How Climate Change Is Reshaping Where Birds Live
Birds are shifting ranges, breeding earlier, and facing new mismatches as the climate warms. Learn what the science shows and how birders can track and help.
Climate change is already rewriting the map of where birds live and when they breed. Birders are often the first to notice these shifts — and the data they collect is helping scientists understand a fast-moving story.
Ranges are shifting
As temperatures rise, many species are moving poleward and to higher elevations, tracking the climate conditions they're adapted to. Birds once considered 'southern' are appearing farther north; some northern and mountaintop species are running out of cooler places to go.
Timing mismatches
Many birds time migration and breeding to the spring flush of insects. As warming shifts the timing of insect emergence and plant growth, birds can arrive or hatch out of sync with their food supply — a 'phenological mismatch' that can reduce breeding success.
Extreme weather and habitat loss
- Stronger storms, droughts, and heat waves directly kill birds and degrade habitat.
- Sea-level rise threatens coastal marshes that shorebirds and marsh specialists depend on.
- Wildfires reshape forests and the species that live in them.
What the projections say
Audubon's climate research projects that a large share of North American bird species are vulnerable to range loss under continued warming — but also that limiting warming dramatically reduces the risk. The future isn't fixed; it depends on what we do.
How birders help
Documenting where and when you see birds — through eBird and apps like Birder AI — creates the long-term records scientists use to detect range shifts and timing changes. Supporting habitat protection and climate action matters most, but careful observation is a real contribution. Your sightings are part of the early-warning system.

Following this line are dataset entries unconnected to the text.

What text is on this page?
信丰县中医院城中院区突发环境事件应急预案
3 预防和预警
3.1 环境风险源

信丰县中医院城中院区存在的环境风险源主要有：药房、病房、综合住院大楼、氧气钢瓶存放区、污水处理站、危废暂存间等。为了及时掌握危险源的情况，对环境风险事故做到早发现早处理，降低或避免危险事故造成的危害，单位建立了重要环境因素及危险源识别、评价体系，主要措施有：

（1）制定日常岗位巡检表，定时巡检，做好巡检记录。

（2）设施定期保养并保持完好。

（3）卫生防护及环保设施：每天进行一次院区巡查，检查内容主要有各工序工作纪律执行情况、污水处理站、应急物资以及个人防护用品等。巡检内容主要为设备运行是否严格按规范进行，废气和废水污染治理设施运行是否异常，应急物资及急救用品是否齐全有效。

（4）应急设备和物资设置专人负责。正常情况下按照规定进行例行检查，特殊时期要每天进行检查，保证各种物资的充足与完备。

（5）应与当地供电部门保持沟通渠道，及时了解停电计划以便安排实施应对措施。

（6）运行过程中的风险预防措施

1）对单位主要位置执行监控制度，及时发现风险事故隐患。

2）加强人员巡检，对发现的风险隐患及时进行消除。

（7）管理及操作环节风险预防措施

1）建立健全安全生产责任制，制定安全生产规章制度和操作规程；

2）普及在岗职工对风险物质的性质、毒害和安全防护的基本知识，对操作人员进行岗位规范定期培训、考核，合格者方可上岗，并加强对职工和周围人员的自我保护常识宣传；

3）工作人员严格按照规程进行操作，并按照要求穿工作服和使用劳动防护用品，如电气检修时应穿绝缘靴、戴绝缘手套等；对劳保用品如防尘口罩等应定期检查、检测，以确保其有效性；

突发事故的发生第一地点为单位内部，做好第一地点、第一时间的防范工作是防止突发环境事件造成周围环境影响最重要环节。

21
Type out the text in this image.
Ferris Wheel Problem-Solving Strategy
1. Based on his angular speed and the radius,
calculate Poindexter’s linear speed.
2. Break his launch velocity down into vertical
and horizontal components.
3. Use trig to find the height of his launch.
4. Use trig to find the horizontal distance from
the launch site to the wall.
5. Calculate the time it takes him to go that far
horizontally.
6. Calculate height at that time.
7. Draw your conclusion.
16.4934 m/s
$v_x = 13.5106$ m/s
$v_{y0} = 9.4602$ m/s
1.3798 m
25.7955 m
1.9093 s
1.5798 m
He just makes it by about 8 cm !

Frequently asked questions
How does climate change affect birds?+
Climate change is shifting bird ranges poleward and upslope, causing timing mismatches between migration/breeding and food supply, and increasing deadly extreme weather and habitat loss (including coastal marsh loss from sea-level rise). Research finds many North American species are vulnerable, though limiting warming greatly reduces the risk.
Can birders help track climate change effects on birds?+
Yes. By recording where and when they see birds through eBird and apps like Birder AI, birders build the long-term datasets scientists use to detect range shifts and phenological changes — effectively acting as an early-warning network.